TortelliniA BOLOGNA CON IL PRIMO MINISTRO FIGURE DI SECONDO PIANO O CAPI PARTITI IN DISARMO: LA FOTO ECCITA SOLO LA STAMPA ITALIANA.

Se n’è vergognato, l’ha buttata sullo scherzo, ma la battuta giusta l’ha trovata addirittura Gianni Cuperlo (il che, peraltro, è pure una notizia): “Quello che non ho è una camicia bianca”, ha scritto su Facebook citando De André. La nuova sinistra a modino – talmente conservatrice in economia che non ha più nemmeno timore della parola “compagni”, avendo appurato che non significa nulla – è però solo un abbaglio italiano. Forse è colpa del candore del popeline delle cinque camicie sotto le quali, però, non c’è niente: all’estero, come si diceva una volta, giusto qualche citazione in Francia e Spagna, il resto della stampa mondiale non ha voluto nemmeno prendere atto che la nuova mise dell’euro-centro-sinistra è una roba a metà tra la divisa da cameriere (e magari è per evitare equivoci che il premier s’è tenuto lontano da quegli snob di Cernobbio) e quella da aperitivo per avvocati di medio reddito. A parte Matteo Renzi, infatti, che sta a palazzo Chigi e ha pure vinto le Europee, gli altri sono mezze figure o leader a perdere di partiti in disarmo, altro che la “sinistra ganadora” di cui parla Pedro Sànchez (che è bello, sì, più della Merkel, questo s’è capito). Un breve riassunto di chi sono questi nuovi “leader” europei forse aiuterà a chiarire l’equivoco.

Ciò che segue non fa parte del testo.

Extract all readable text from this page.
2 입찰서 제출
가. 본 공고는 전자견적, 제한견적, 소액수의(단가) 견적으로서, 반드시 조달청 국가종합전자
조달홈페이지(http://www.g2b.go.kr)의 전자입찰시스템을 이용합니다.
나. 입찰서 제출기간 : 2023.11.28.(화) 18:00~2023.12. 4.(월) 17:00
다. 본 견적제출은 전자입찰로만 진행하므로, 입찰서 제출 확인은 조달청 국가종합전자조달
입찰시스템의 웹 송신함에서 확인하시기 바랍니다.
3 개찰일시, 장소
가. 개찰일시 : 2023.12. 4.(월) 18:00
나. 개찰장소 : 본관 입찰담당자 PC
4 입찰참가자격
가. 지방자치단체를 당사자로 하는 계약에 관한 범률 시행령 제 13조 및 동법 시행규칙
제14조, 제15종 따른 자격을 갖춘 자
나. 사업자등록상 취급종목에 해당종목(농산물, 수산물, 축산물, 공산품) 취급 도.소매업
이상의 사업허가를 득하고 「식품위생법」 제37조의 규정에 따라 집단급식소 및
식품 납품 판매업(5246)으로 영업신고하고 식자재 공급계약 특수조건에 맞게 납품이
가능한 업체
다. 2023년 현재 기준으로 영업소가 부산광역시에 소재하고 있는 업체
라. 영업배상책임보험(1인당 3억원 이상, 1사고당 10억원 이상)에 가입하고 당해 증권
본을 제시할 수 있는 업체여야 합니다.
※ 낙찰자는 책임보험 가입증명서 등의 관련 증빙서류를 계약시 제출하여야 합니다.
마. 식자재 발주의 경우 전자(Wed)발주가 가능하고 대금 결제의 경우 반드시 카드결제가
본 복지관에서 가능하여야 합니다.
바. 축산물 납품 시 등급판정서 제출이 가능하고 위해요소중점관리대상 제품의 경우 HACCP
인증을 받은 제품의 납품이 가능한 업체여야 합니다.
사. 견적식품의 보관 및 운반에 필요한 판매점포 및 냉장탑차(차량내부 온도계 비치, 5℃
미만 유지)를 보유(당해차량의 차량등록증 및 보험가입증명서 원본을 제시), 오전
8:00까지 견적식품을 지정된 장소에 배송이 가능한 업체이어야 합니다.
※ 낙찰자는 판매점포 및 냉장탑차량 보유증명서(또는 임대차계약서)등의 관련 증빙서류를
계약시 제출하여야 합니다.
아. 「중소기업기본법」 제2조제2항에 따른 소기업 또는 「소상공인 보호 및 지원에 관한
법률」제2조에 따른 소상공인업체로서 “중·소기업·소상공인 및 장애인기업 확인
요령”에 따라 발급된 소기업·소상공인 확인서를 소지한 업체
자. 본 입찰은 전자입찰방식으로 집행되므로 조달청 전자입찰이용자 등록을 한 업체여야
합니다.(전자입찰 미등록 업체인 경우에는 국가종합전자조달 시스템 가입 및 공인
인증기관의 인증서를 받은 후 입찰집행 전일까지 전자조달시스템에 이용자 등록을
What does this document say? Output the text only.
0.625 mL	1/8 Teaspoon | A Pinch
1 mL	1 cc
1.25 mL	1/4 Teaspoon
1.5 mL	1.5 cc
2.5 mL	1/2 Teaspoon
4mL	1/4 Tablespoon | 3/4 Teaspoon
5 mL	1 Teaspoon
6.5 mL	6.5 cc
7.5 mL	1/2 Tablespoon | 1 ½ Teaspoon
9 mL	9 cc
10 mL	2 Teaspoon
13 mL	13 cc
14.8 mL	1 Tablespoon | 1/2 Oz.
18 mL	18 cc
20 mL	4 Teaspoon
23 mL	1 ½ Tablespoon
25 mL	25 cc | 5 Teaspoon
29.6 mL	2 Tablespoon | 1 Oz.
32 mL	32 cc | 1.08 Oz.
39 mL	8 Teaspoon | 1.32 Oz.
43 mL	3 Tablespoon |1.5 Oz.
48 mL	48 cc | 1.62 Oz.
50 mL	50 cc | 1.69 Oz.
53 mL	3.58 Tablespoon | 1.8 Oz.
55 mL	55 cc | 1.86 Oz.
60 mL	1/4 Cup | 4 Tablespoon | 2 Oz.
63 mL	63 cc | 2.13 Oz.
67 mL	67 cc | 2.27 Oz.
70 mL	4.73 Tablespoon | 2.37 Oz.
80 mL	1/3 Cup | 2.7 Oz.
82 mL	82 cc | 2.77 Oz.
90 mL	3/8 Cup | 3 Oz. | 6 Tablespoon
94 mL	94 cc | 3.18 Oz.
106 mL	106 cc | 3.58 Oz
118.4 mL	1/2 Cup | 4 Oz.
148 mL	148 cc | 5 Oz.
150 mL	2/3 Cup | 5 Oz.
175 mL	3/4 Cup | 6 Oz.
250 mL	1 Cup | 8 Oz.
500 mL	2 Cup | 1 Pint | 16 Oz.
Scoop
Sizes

 ACHIM POST. Classe 1959, sposato, due figli. Entra nella Spd, i socialdemocratici tedeschi, negli anni 70 attratto da Willy Brandt e da allora ha collezionato una placida carriera da portaborse e funzionario di partito. Alle spalle una discreta storia di insuccessi elettorali, è uno dei vicecapigruppo Spd al Bundestag e segretario del Partito socialista europeo. Nota bene: di quella astrazione inesistente in natura che è il Pse, Post non è il leader politico – che semmai è il presidente, il bulgaro Sergei Stanischev – ma il responsabile organizzativo. Insomma, oltre all’assenza dei laburisti inglesi, la presenza tedesca era di basso livello.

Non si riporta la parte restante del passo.